For copper plating, the substrate is attached to the cathode (negative electrode) in the centre of the container and pieces of pure copper form the two anodes (positive electrode). The electrolyte (solution in which electrodes are inserted in) is made up of copper sulphate.

At the anode:

Cu —–> Cu²⁺ + 2e^–

The copper piece attached to the anode oxidises (loses electrons) due to the potential difference applied. The Cu ions then move into the solution, and the electrons lost flow from the anode towards the cathode.

At the cathode:

Cu²⁺ + 2e^– —–> Cu

The copper ions get deposited at the cathode where they gain electrons (which have travelled from the cathode), to form Cu atoms.

The image below shows the process in action. As you can see, the electrolyte is continuously stirred to ensure the concentration of copper ions throughout the solution remains constant, which in turn helps ensure that copper is evenly electroplated over the substrate.

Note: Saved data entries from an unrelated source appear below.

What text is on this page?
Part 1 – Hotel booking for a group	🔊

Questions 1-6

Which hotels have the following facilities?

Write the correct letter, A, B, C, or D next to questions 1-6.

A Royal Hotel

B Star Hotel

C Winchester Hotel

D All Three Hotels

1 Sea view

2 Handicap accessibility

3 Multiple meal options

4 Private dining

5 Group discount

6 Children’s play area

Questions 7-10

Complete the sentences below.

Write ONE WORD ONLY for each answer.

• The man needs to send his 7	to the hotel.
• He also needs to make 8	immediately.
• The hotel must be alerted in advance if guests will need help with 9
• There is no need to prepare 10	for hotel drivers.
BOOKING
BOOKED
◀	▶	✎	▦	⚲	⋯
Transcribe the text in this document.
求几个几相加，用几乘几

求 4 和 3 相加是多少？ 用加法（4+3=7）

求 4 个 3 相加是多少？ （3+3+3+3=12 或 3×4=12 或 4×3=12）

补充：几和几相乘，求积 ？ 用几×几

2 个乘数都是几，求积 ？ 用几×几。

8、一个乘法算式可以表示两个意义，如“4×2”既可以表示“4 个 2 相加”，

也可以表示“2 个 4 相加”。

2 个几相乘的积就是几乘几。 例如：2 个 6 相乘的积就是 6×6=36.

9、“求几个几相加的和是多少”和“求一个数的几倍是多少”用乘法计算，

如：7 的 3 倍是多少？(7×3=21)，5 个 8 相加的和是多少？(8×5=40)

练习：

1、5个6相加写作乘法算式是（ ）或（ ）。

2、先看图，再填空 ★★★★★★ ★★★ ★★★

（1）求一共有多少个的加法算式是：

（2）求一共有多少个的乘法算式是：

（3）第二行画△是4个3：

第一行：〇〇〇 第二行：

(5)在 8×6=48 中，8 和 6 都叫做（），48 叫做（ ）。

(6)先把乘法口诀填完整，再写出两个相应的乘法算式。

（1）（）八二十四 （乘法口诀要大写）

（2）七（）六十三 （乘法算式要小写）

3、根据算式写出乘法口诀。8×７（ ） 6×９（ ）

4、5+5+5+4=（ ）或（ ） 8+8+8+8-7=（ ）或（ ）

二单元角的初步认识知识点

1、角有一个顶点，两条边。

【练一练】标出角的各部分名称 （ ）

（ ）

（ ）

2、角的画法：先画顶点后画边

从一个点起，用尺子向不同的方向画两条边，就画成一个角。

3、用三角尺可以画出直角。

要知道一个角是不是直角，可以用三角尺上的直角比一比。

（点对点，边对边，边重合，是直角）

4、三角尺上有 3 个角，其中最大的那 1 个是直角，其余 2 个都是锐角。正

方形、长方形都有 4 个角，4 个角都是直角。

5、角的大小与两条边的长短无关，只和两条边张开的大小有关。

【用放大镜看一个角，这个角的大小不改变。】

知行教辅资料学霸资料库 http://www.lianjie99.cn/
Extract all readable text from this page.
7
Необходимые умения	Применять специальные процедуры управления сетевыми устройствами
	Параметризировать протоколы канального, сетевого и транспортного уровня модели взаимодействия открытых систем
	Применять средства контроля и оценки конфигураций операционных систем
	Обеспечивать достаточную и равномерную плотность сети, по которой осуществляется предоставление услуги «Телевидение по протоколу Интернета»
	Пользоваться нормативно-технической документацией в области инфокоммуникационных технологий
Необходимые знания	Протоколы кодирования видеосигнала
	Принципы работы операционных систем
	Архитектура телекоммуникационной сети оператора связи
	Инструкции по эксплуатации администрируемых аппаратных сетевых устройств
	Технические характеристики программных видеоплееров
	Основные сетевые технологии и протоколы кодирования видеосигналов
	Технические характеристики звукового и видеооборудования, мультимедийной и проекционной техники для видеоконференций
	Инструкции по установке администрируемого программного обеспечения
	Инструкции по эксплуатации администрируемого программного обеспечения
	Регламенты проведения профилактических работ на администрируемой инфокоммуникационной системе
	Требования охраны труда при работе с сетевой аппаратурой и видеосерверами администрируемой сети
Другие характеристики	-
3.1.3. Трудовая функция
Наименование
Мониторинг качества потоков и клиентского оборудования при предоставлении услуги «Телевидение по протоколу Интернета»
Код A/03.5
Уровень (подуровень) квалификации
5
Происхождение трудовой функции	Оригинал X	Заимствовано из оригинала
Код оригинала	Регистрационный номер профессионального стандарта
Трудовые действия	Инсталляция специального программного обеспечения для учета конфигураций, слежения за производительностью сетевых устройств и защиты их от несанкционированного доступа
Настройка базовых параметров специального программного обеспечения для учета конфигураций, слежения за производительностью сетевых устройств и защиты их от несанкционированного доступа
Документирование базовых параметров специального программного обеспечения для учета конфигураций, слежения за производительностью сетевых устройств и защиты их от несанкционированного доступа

Electroplating with gold involves an inert anode, i.e., one that does not take part in the reaction. As a result, a non-reactive metal needs to be used for the anode, which in this case is either Platinum or Graphite. The electrolyte contains the gold ions that move toward the cathode, i.e., toward the substrate. In this case, the electrolyte used is complex salt ion gold cyanide {Au (CN)₂}^-1 dissolved in water. The process can be represented as follows:

At the anode:  

 4H₂0 —-> 4 H⁺¹ + 2 O₂ + 4 e^–

The water molecules move towards the inert anode, where the oxygen oxidises (loses electrons) to form oxygen molecules and the hydrogen becomes ions. The 4 electron lost then flow towards the anode.

At the cathode:   

4(Au (CN)₂)^-1 + 4 e^–  ——-> 4 Au + 8 CN^-1

The negatively charged gold cyanide molecules move towards the cathode where the gain 4 electrons (which have travelled from the cathode), to form gold atoms and cyanide ions. The gold atoms get deposited onto the surface and the cyanide ions go back into solution.